Conduct a personal skills audit, then identify areas for improvement. Set yourself clear and achievable goals for growth. Break down these goals using sensible milestones, always considering a work life balance. A WP developer burned out from an 80-hour week is no use to anyone.

Set a timeline for achieving milestones using a proprietary planning platform; try Gantt chart software, for example. Staying aligned with your professional development is one of the best ways to cope with change both philosophically and technically.

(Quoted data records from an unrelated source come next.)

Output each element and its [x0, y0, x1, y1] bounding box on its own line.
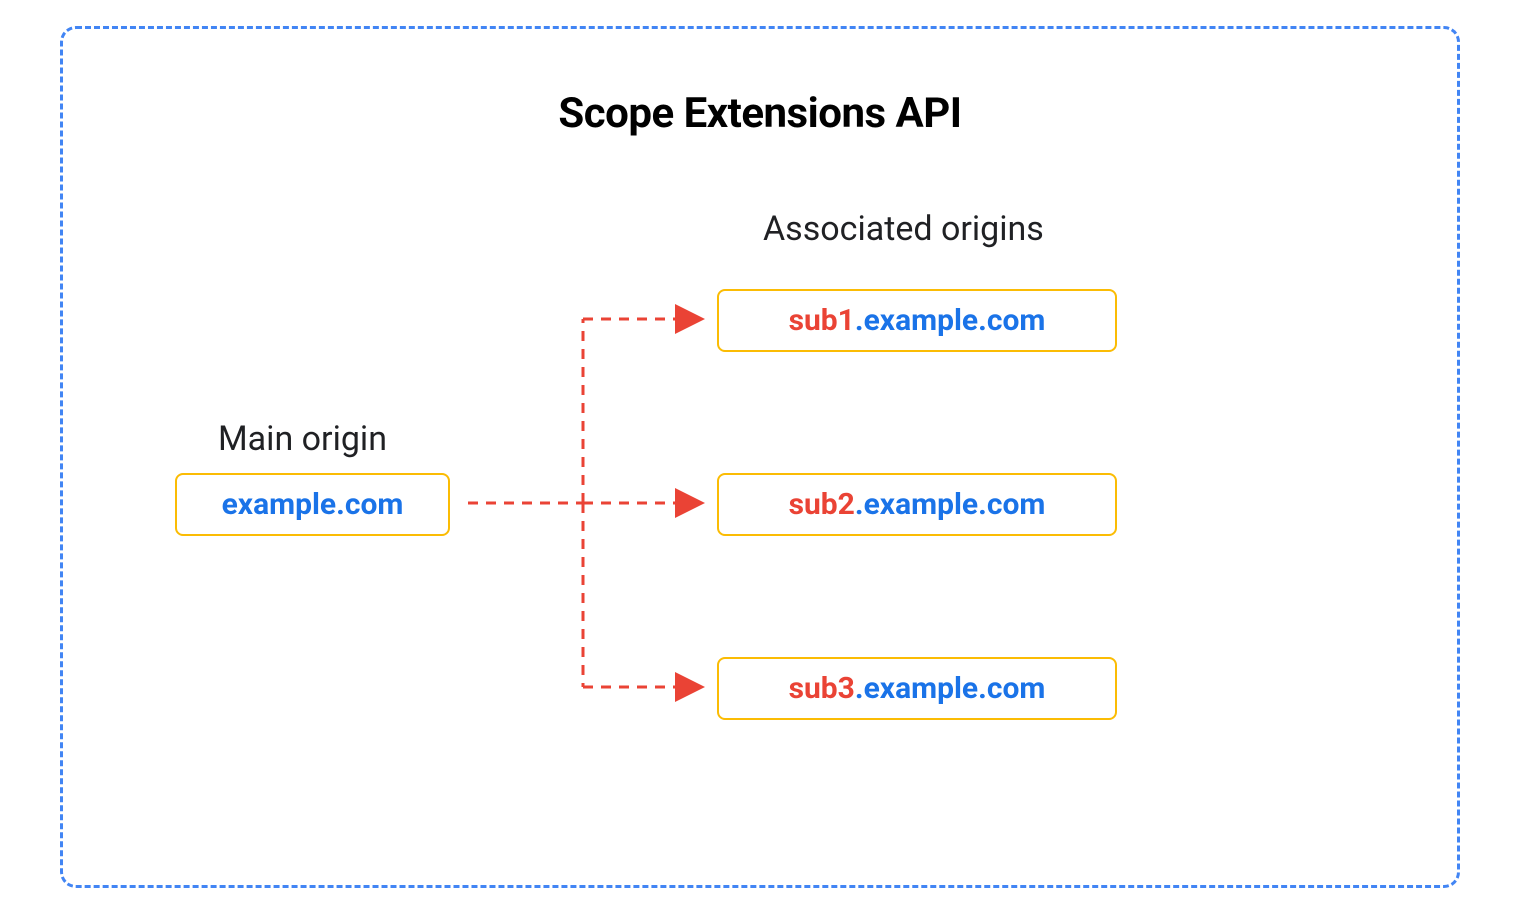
main-origin-domain: example.com [222, 487, 404, 522]
associated-origin-box-3: sub3.example.com [717, 657, 1117, 720]
main-origin-box: example.com [175, 473, 450, 536]
associated-origin-1-subdomain: sub1 [789, 303, 855, 338]
diagram-title: Scope Extensions API [63, 89, 1457, 138]
main-origin-label: Main origin [218, 419, 387, 459]
associated-origin-box-2: sub2.example.com [717, 473, 1117, 536]
associated-origin-box-1: sub1.example.com [717, 289, 1117, 352]
associated-origin-3-domain: .example.com [855, 671, 1045, 706]
associated-origin-2-domain: .example.com [855, 487, 1045, 522]
associated-origins-label: Associated origins [763, 209, 1044, 249]
associated-origin-3-subdomain: sub3 [789, 671, 855, 706]
diagram-container: Scope Extensions API Main origin Associa… [60, 26, 1460, 888]
associated-origin-1-domain: .example.com [855, 303, 1045, 338]
associated-origin-2-subdomain: sub2 [789, 487, 855, 522]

Don’t be an imposter to yourself.

In conclusion, as a WP professional, as in any career, embracing change management is vital to stay competitive and relevant in your chosen field. But don’t let things like ‘impostor syndrome’ or constantly comparing yourself to others get in your way. So what if you work best at 2 am as a freelancer? Does it suit your lifestyle?

There’s an old Jazz song by Everett Robbins and Porter Grainger, both 1920s Mississippi Bluesmen, which goes:

“I never go to church on Sunday /
And I shim-sham-shimmy ‘round all day on Monday/
And it ain’t nobody’s business if I do…”

Above all, when it comes to change management, it’s up to you to ensure that your strategies achieve the most important goal in life: happiness.